We don’t know whether the staff member who reached out to offer assistance to this 14-year-old child was trans, and it doesn’t even appear that they were offering to fit bras for her. But even if she were trans, she was just doing her job, and doing it well, by all accounts. Doesn’t every one of us deserve to be able to do that without discrimination or prejudice, let alone an apology from our employer related to us simply existing?
Had the person offering to help my 13-year-old daughter in the M&S undies department been trans, I would have had no problem with it – and crucially, neither would she. How do I know? I asked her.
My daughter’s exact response (with the inevitable bit of exasperated sighing) to being helped, or even fitted, was: “I’d hate anyone measuring me, Mummy. Why would it make any difference if they were trans?”
When I explained the nuances of this particular situation, she added a cutting: “Why is this a story?”

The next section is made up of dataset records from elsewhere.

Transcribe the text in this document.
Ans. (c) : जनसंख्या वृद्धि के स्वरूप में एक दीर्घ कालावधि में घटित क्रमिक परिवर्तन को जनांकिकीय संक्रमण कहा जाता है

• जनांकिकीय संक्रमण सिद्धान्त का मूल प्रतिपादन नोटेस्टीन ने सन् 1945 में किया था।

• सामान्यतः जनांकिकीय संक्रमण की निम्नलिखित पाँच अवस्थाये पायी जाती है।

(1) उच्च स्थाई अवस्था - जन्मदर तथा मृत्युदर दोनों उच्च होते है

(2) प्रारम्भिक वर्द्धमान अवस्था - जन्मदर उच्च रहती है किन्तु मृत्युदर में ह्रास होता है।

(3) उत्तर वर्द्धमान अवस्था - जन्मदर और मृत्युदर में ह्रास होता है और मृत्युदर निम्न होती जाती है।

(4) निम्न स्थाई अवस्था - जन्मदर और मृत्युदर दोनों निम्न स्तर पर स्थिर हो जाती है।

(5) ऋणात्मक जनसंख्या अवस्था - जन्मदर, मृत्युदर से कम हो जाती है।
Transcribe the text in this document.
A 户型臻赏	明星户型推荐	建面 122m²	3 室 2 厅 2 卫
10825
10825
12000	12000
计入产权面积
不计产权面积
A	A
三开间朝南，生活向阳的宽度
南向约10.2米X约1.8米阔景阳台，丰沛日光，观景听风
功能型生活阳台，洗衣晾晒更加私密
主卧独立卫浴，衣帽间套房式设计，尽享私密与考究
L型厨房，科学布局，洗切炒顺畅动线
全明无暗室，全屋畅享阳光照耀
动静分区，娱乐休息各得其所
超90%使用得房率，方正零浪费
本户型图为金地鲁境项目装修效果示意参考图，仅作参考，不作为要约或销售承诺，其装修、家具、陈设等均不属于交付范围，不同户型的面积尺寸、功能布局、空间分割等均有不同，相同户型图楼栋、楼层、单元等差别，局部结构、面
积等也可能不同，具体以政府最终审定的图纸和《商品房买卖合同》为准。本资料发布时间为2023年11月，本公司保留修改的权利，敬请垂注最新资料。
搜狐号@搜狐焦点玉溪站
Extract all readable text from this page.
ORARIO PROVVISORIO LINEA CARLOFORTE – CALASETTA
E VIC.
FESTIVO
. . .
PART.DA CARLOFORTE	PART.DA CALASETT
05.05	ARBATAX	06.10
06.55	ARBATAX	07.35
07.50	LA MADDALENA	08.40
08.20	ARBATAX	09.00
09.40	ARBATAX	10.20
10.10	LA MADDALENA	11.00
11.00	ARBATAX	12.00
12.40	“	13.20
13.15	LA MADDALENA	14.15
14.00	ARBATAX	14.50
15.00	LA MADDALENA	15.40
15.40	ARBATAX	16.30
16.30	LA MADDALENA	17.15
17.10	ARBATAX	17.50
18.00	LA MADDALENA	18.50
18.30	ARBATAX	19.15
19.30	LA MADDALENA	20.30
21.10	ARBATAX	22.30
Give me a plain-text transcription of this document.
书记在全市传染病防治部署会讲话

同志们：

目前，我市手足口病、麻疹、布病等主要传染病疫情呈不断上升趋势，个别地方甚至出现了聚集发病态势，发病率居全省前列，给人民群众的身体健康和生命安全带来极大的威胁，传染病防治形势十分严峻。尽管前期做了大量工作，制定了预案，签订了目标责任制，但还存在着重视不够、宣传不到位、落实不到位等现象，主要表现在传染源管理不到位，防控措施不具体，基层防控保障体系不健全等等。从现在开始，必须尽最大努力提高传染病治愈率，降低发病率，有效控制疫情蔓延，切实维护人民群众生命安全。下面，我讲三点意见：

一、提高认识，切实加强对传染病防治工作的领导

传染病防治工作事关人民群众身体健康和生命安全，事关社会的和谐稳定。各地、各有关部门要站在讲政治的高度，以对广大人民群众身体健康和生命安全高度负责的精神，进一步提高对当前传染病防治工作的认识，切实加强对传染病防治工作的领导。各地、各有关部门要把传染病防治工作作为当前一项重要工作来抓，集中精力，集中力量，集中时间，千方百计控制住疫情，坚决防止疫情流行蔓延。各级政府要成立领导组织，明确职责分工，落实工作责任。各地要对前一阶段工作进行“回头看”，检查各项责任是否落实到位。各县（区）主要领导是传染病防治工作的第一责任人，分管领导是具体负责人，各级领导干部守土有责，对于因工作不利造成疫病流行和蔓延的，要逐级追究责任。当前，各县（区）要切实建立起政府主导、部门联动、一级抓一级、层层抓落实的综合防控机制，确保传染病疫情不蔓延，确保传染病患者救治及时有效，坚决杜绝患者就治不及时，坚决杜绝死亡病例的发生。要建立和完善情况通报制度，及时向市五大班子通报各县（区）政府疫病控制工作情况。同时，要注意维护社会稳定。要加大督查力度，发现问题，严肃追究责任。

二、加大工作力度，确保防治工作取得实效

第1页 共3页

I understand those defending personal choice. In an ideal world, nobody would feel uncomfortable – especially children. But isn’t it our job, as parents (and members of society at large) to unpick this discomfort and name it for what it really is: prejudice. And to teach our children, just as we teach them to treat others equally, to be kind through our example.
What would you say if you heard, for example, that a person of colour working in M&S had approached a teenage customer and politely offered assistance, only for the teenager to feel uncomfortable, the parent to be outraged and complain about their “distress” – and the store to write an apology?
In 2025, trans people are under fire like never before. The most recent data from the Home Office shows that offences motivated by hostility or prejudice against transgender people or people perceived to be transgender have risen; at the same time that trans people have effectively been banned from using public spaces, including toilets, thanks to the Supreme Court ruling on biological sex.
There’s only one person that M&S has let down here – and it’s not a customer. It’s their employee.